Reputation: 163
I'm trying to filter a dataframe by the first row, but can't seem to figure out how to do it.
Here's a sample version of the data I'm working with:
In [11]: df = pd.DataFrame(
...: [['Open-Ended Response', 'Open-Ended Response', 'Response', 'Response'], [1, 2, 3, 4]],
...: columns=list('ABCD'),
...: )
In [12]: df
Out[12]:
A B C D
0 Open-Ended Response Open-Ended Response Response Response
1 1 2 3 4
What I want to do is filter for all columns that start with "Response" in the first non-header row. So in this case, just have the last two columns in there own dataframe.
I can easily filter the header with something like this:
respo = [col for col in df if col.startswith('Response')]

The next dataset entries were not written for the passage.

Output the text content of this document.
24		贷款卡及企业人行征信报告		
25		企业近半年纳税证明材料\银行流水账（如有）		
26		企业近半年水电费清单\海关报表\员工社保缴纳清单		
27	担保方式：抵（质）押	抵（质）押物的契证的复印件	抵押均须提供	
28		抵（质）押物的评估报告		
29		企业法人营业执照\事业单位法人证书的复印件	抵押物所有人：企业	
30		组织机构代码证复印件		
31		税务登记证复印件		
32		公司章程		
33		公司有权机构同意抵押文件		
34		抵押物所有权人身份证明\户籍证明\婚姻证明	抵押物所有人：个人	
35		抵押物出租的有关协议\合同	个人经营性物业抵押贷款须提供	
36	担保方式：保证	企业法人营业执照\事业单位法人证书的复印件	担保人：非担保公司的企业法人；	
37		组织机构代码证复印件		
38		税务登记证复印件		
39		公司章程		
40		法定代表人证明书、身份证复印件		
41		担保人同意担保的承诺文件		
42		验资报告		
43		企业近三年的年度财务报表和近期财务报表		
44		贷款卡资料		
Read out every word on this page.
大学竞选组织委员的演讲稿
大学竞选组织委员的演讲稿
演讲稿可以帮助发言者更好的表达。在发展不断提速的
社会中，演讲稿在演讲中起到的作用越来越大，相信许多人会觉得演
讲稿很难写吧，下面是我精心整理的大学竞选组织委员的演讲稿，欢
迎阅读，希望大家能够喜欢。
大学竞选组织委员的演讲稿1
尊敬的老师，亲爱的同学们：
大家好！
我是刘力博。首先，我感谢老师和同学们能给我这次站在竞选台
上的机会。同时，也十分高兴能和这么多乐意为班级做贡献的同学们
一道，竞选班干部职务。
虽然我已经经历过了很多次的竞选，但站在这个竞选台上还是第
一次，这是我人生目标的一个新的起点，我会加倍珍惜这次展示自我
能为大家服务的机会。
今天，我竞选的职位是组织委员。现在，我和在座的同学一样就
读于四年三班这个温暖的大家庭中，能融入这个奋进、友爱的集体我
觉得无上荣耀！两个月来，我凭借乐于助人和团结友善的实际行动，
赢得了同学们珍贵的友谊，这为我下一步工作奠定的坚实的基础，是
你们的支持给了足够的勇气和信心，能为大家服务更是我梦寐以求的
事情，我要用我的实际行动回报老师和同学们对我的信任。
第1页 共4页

But it doesn't seem to work if it's the 1t non-header row. Importantly, I need to keep the current header after I filter.
Thank you.
Upvotes: 0
Views: 1205
Reputation: 15452
First step is to select the values of the first row:
df.iloc[0] # selects the values in the first row
Then, use python's .str
StringAccessor methods for working with data values rather than column names:
df.iloc[0].str.startswith('Response') # Test the result of the above line
This will give you a Series with True/False values indexed by column name. Finally, use this to select the columns from your dataframe based on the matched labels:
df.loc[:, df.iloc[0].str.startswith('Response')] # Select columns based on the test
This should do the trick!
See pandas's docs on Indexing and Selecting Data and the StringAccessor methods for more help.
Upvotes: 1